The lower Brahmin's attend an older and much smaller Hindu Temple across the street. And the poorest of the poor attend a temple, down a back alley, so dilapidated I assumed it was rubble. The oil lamps in the upper Hindu temple are 10 -12 feet tall and polished nightly to remove the drippings from the devotional oil burning. The four doors, one on each side of this mini-village are open to the world, so we can peek in but never enter. The everyday people's oil lamp across the street is 7 feet and obviously used but is protected within the smaller temple that is open only in the mornings and the evenings. The oil lamp at the poorest temple is outside the temple and is crusted with years of monsoons and intense heat as well as the black oil used to honor and to request favors.

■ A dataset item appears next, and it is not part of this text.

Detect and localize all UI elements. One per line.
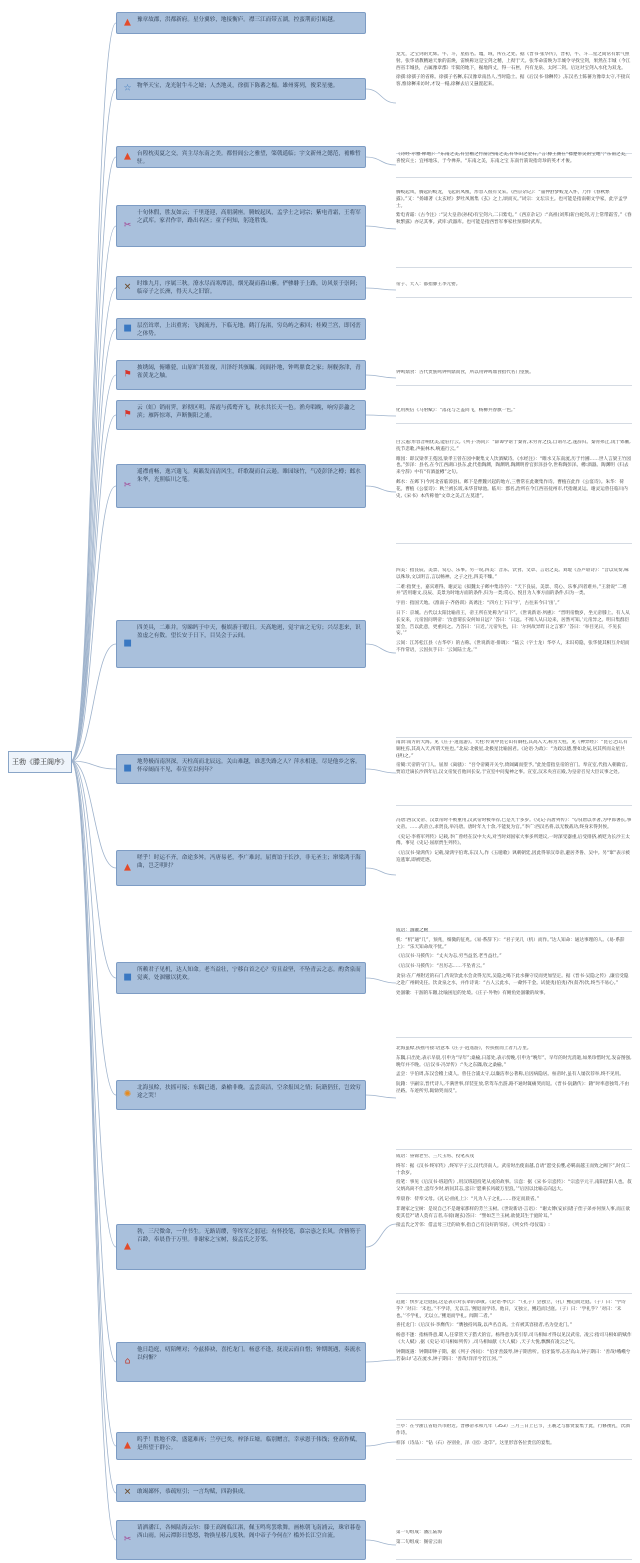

Rasheed definitely has a take. His voice lowers to a whisper when he shows us the wooden hovels built inbetween spaces once used as gardening sheds for the upper Brahmins and now used as homes for a family. We stand at the west door of the Brahmin's Temple and he reads the poster announcing dance classes for young children while well-dressed young girls show up with their fathers for these classes. The fathers nod as I say hello but quickly dismiss us; this is their private sanctuary and we will never belong. The Brahmin's elephant is chained and housed in quarters not far from the north gate in a stable with 500 year old teak beams. The upper caste Brahmin's private nursery school with 9 classrooms are across the street from a private park and fountain used only once a year and only by the Brahmins. This is absolute luxury in an area of extreme poverty. Men selling handfuls of wood outside a vegetable stand is the norm. Buying a school notebook and uniform for the average citizen is weighed against eating well for a week. But the Brahmin's flaunt what they have. They literally walk over not around street vendors.
It's an interesting phenomenom, for I am obviously new to this sitatuion. Altars with gods and oil lamps are scattered and worshipped throughout this area, but the large imposing building is used by just a few. It's almost like they keep their doors open to let others see what they cannot have - quiet shadded sanctuary to read a newspaper or pass time chitchatting, classes, a gym, a clean temple, even small concession stands.)